En tant qu'organisations internationales, missions ou ONG, nous avons un rôle à jouer dans l'agenda du changement climatique, en appuyant les politiques et les initiatives qui vont faciliter le commerce vert des biens et services. À cet égard, les politiques commerciales jouent un rôle central – de manière combinée avec les principales politiques à l'intérieur des frontières, telles que les politiques industrielles, énergétiques, de transport, ou encore les politiques d'achat des gouvernements, pour n'en citer que quelques-unes. De fait, la cohérence des politiques aux niveaux international et national est cruciale.

Un régime commercial avec des barrières tarifaires et non tarifaires faibles favorise un flux plus libre et rapide des technologies à faible émission de carbone. Il permet aussi aux pays qui souffrent d'insécurité alimentaire – une insécurité qui s'aggrave avec les changements climatiques – d'importer des aliments à moindre coûts et de manière plus prévisible. Ceci est particulièrement important dans la mesure où les pauvres sont les plus vulnérables aux changements climatiques, bien qu’ils contribuent le moins aux émissions de carbone.

Pour faire suite aux remarques d'ouverture de M. le Directeur Valles, j'aimerais présenter la manière dont l'ITC aide les pays en développement à accroître la résilience de leurs secteurs d'exportation face aux changements climatiques, et à rechercher des opportunités dans l'économie verte.

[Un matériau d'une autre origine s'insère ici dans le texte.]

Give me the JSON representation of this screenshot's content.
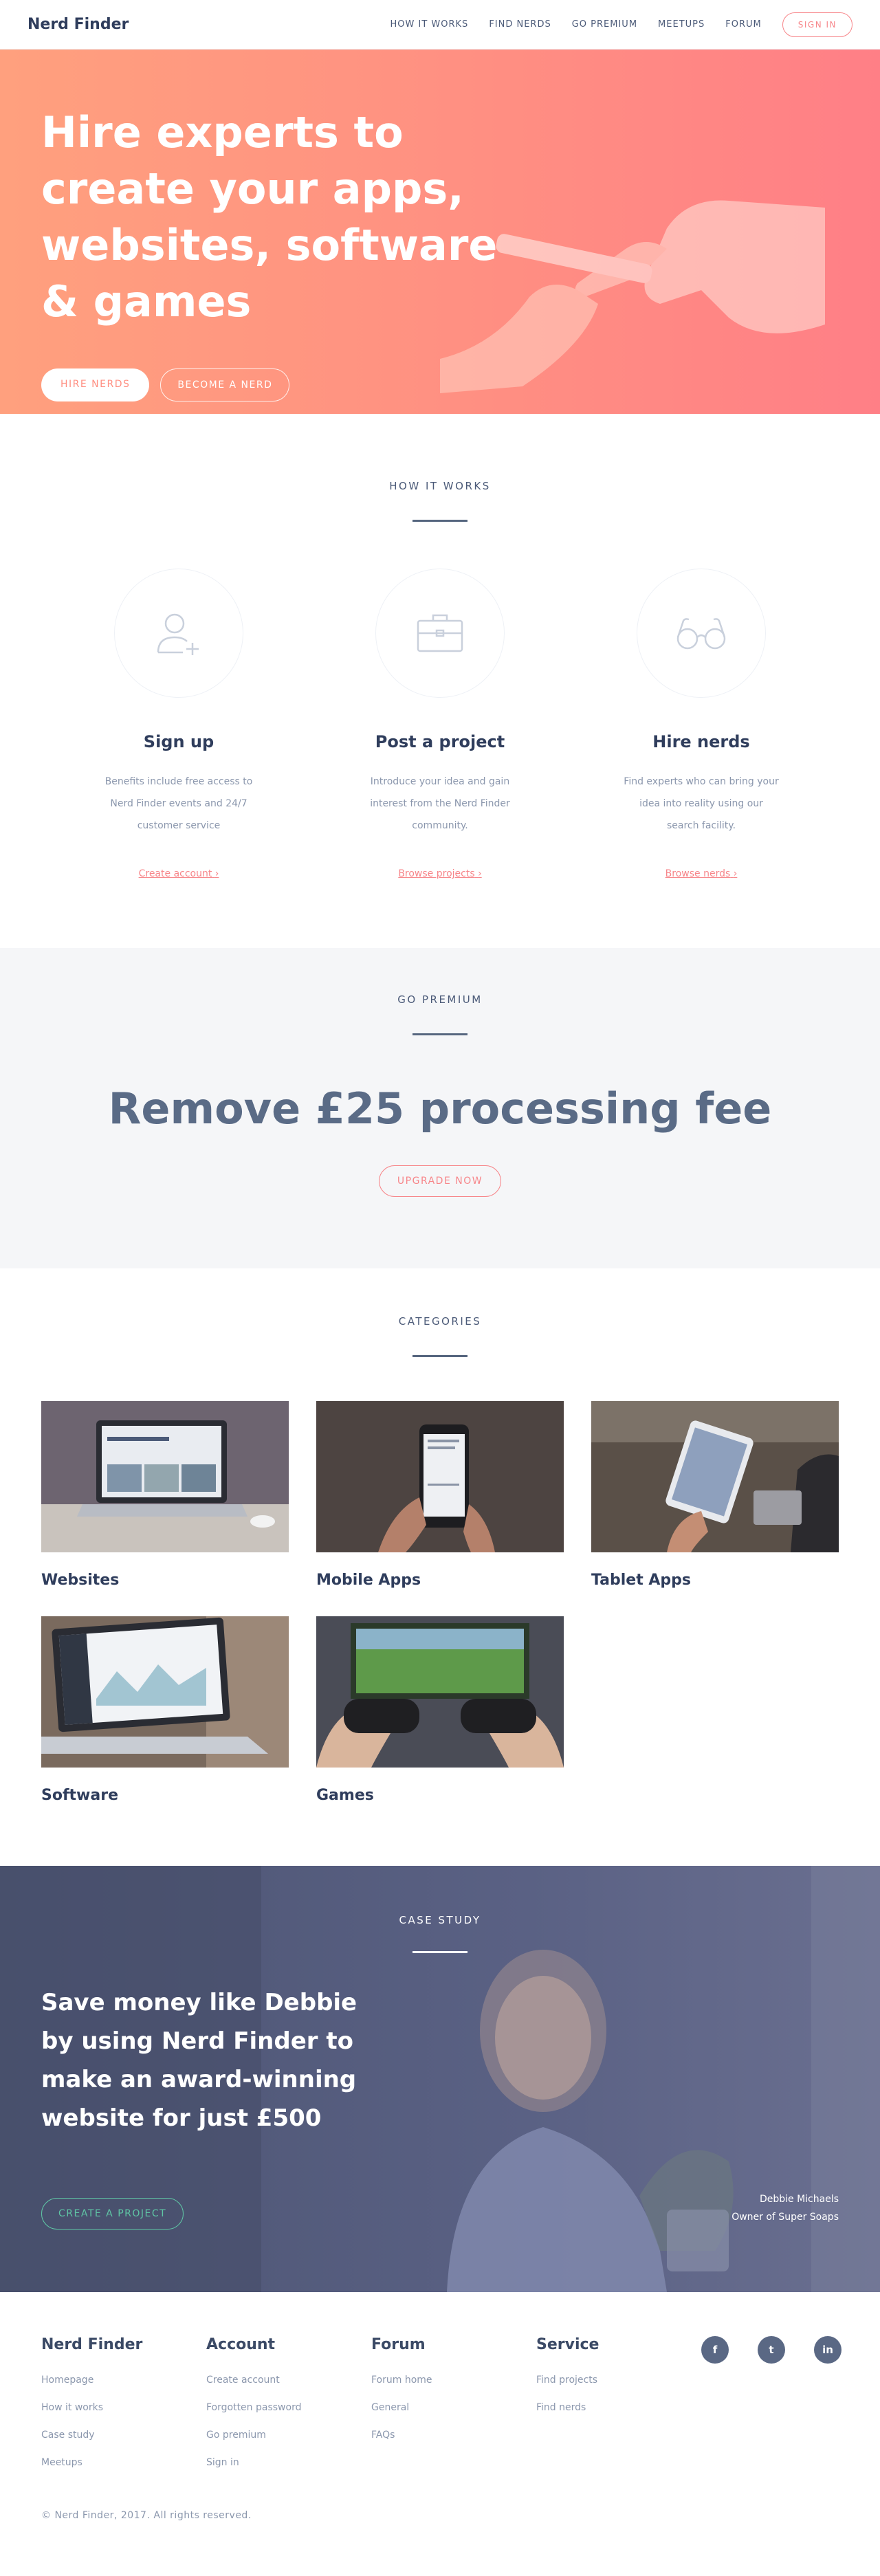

Changements climatiques et commerce

Tout d'abord, il est important de rappeler que les changements climatiques ont un impact sur le commerce, d'une manière qui est néfaste au développement. Les événements climatiques extrêmes créent des dommages aux infrastructures telles que les routes et les centrales électriques, qui sont pourtant vitales au commerce.

L'augmentation des températures et la raréfaction de l'eau réduisent la productivité agricole, et diminuent en conséquence la compétitivité des exportations de produits agricoles. En particulier les pays les moins avancés (PMA) dépendent encore largement de l'agriculture pour l'emploi et les moyens de subsistance – et par conséquent ce qui est mauvais pour l'agriculture est aussi mauvais pour les plus démunis.

Comme l'a montré le bulletin politique de la CNUCED, les politiques en matière de changements climatiques ont également un impact sur le commerce.


Par exemple, les détaillants exigent de plus en plus souvent des exportateurs qu'ils se conforment aux normes privées exigeant une réduction des émissions de carbone. Les préférences des consommateurs, plus sensibles à la notion de durabilité, changent mais créent aussi de nouveaux marchés de niche pour les exportateurs, en particulier dans les secteurs agricoles et en lien avec les ressources naturelles.

L'ITC œuvre dans ces deux domaines. Nous aidons les exportateurs à atténuer les effets climatiques, mais aussi à exploiter les nouvelles opportunités de marché dans l'économie verte. J'aimerais partager avec vous notre approche fondée sur le partenariat, qui permet de fournir une Aide pour le commerce efficace en intégrant la dimension climatique.

Introduction à l'ITC

Un des principaux axes de travail de l'ITC consiste à accroître la compétitivité des PME dans les pays en développement et les économies de transition, afin d'améliorer leur intégration dans les chaînes de valeur internationales – et par suite augmenter les revenus, créer des richesses, tout en assurant l'autonomisation économique des femmes et la protection de l'environnement. Nous atteignons cet objectif grâce aux programmes de renforcement des capacités des producteurs et de leurs organisations représentantes, et à la facilitation du dialogue avec les responsables politiques.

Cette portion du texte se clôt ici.